A new poll of GPs in England, Wales, and Scotland has found that more than half of GP practices have lost staff over the last 5 years due to work pressures, abuse, and mental health issues.

The Rebuild General Practice campaign called on the Government to deliver on its commitment to recruit an additional 6000 GPs in England by 2024, and to tackle the issues that are driving existing doctors out of the profession.

The call came as the latest official figures showed that there were 369 fewer fully qualified GPs in England in March 2022 compared with the same month last year.

GPs pushed to the brink

The online survey of 1395 GPs, conducted in early March by James Law Research Associates on behalf of the campaign group, found that:

  • 84% have experienced anxiety, stress, or depression in the past year
  • 24% know of colleagues who have taken their own lives because of work pressures
  • 56% of GPs and their staff have been abused while working in the past year.

The poll also found that only 10% of Welsh GPs, and 11% of Scottish GPs, believe that their practice is safe for patients at all times, with the majority saying that the situation is deteriorating.

In England, an analysis by the British Medical Association (BMA) suggested that 2000 full-time equivalent GPs have been lost since 2015. That, coupled with rising patient demand, has contributed to English GPs seeing an average of 46 patients a day, far in excess of the 25 considered safe, the campaign group said.

Welsh GPs are seeing an average of 33 patients a day, eight above the safe limit, whereas their colleagues in Scotland are seeing 28 patients a day—three above the safe limit, according to the same BMA source.

A crisis for GPs

Dr Rachel Ward from the Rebuild General Practice campaign said: ‘This is a crisis for GPs and an emergency for patients.

‘Years of underfunding and neglect has severely damaged general practice leaving us with a skeleton staff across Great Britain and no plan for filling the gaps.

‘Meanwhile, patient appointments are at an all-time high. As GPs we are trying to find solutions, and we are crying out for help—for our patients, but also as human beings who are simply trying to offer excellent care and look after our communities.’

To highlight their concerns ahead of Mental Health Awareness Week, the GP group has released a short video in which doctors speak out about concerns for themselves and their colleagues and appeal to the Government to recruit and retain more GPs.

Shrinking GP workforce

Figures released by NHS Digital on Thursday showed there were 27,769 fully qualified GPs in England in March this year, a decrease of 1.3% over 12 months.

Commenting on the data, Dr Kieran Sharrock, BMA England GP Committee Deputy Chair, said: ‘Last month, appointments in England were up by 4 million–while GP numbers continued to spiral downwards. This is completely untenable for practices, for GPs, and for patients.

‘Compared with this time a year ago, England has the equivalent of 369 fewer full-time, fully qualified GPs—having lost 30 in the most recent month alone. This means each day there is one less doctor for patients to see.

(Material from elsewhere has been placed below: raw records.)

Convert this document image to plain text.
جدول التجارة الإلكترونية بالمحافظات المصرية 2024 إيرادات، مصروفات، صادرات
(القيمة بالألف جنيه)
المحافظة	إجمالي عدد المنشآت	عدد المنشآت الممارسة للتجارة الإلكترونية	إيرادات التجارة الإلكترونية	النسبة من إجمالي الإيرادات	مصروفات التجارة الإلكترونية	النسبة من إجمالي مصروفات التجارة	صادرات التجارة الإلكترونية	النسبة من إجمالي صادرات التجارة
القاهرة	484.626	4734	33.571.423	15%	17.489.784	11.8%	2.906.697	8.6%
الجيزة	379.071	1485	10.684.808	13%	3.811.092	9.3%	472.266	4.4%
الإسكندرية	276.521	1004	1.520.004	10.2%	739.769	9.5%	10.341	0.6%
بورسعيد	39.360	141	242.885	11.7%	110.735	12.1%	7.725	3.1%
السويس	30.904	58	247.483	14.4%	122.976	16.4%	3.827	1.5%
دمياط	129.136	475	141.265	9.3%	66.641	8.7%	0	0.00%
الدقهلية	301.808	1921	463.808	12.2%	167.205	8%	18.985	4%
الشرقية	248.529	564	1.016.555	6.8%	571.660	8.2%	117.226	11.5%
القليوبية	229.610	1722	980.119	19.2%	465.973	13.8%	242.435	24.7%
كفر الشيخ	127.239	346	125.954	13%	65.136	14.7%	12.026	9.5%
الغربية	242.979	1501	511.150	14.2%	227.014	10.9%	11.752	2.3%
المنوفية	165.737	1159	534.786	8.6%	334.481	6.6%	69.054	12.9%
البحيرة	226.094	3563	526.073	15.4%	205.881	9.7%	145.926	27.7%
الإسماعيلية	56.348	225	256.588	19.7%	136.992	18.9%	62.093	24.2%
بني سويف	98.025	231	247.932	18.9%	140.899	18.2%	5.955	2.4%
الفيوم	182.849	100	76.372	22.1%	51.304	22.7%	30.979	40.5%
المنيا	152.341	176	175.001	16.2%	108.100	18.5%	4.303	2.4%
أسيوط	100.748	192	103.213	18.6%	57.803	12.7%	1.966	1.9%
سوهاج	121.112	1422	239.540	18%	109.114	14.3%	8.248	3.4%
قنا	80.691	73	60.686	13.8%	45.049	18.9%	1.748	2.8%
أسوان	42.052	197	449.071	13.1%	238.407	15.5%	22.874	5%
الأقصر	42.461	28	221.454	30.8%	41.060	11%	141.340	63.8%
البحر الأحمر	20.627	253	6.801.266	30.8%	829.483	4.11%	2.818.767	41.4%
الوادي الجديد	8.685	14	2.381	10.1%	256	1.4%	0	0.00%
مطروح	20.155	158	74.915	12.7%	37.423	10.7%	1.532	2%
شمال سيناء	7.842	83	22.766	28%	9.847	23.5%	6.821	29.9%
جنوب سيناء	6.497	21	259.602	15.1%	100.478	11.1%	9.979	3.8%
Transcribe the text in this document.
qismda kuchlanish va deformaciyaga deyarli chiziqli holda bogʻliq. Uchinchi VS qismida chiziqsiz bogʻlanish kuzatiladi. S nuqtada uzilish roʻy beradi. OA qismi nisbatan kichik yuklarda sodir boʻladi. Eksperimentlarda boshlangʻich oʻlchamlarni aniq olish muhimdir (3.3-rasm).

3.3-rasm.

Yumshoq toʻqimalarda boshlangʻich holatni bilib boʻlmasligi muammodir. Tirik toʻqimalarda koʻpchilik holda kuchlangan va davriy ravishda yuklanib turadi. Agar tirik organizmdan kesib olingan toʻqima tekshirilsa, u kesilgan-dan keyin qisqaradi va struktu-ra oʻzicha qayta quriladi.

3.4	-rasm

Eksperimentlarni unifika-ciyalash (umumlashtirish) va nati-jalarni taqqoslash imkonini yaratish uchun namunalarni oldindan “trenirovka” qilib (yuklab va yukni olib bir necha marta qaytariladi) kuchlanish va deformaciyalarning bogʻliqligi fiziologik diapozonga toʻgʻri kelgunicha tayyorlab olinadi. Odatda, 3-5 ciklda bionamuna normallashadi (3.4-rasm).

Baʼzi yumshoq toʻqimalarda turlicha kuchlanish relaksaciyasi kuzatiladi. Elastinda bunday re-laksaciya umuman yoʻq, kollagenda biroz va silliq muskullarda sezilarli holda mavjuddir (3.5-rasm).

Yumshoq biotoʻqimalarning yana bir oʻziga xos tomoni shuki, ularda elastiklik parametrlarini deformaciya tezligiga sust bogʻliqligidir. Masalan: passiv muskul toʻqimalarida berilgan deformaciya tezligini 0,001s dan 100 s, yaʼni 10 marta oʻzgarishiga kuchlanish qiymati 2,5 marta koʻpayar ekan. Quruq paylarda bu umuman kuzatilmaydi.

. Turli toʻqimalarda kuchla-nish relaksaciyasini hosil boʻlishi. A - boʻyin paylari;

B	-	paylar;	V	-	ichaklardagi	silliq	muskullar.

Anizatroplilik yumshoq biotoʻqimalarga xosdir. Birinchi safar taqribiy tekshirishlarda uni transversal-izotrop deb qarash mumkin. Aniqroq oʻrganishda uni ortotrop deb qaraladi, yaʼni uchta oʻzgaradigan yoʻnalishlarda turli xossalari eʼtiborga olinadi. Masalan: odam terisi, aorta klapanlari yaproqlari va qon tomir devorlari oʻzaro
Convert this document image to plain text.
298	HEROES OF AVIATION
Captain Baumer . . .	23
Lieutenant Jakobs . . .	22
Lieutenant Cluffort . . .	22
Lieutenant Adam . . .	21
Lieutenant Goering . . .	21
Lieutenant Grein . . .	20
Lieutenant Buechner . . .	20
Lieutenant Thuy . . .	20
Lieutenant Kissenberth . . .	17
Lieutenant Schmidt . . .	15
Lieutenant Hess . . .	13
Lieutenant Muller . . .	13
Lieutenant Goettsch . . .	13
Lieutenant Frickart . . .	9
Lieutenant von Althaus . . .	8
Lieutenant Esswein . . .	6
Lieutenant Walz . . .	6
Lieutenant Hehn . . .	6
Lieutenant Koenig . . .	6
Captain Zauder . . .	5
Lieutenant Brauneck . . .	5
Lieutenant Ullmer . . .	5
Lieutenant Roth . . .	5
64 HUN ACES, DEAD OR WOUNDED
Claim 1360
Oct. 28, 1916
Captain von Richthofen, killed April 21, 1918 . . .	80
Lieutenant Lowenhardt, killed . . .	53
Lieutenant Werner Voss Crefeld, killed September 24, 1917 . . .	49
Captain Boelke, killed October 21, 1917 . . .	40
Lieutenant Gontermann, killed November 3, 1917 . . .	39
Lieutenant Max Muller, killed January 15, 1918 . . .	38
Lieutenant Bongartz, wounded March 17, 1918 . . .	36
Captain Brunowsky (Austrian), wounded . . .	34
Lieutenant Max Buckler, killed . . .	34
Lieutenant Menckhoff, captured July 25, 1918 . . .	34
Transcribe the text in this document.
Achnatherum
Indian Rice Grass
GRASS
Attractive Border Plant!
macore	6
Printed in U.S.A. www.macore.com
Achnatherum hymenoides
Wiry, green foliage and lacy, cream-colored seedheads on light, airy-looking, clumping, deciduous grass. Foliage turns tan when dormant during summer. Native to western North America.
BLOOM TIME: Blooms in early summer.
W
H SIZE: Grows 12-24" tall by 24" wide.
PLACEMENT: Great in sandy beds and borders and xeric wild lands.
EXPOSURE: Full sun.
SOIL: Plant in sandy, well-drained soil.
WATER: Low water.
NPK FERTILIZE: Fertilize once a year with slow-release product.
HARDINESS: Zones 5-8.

‘On top of that, we have lost almost 1600, fully qualified, full-time equivalent GPs since 2015.

‘This trend, of demand rocketing while we haemorrhage doctors, is pushing the remaining staff to breaking point as they take on more and more each day, to a point which is not safe for them, and certainly not safe for patients.’

The campaign is funded by the BMA and the General Practitioners Defence Fund.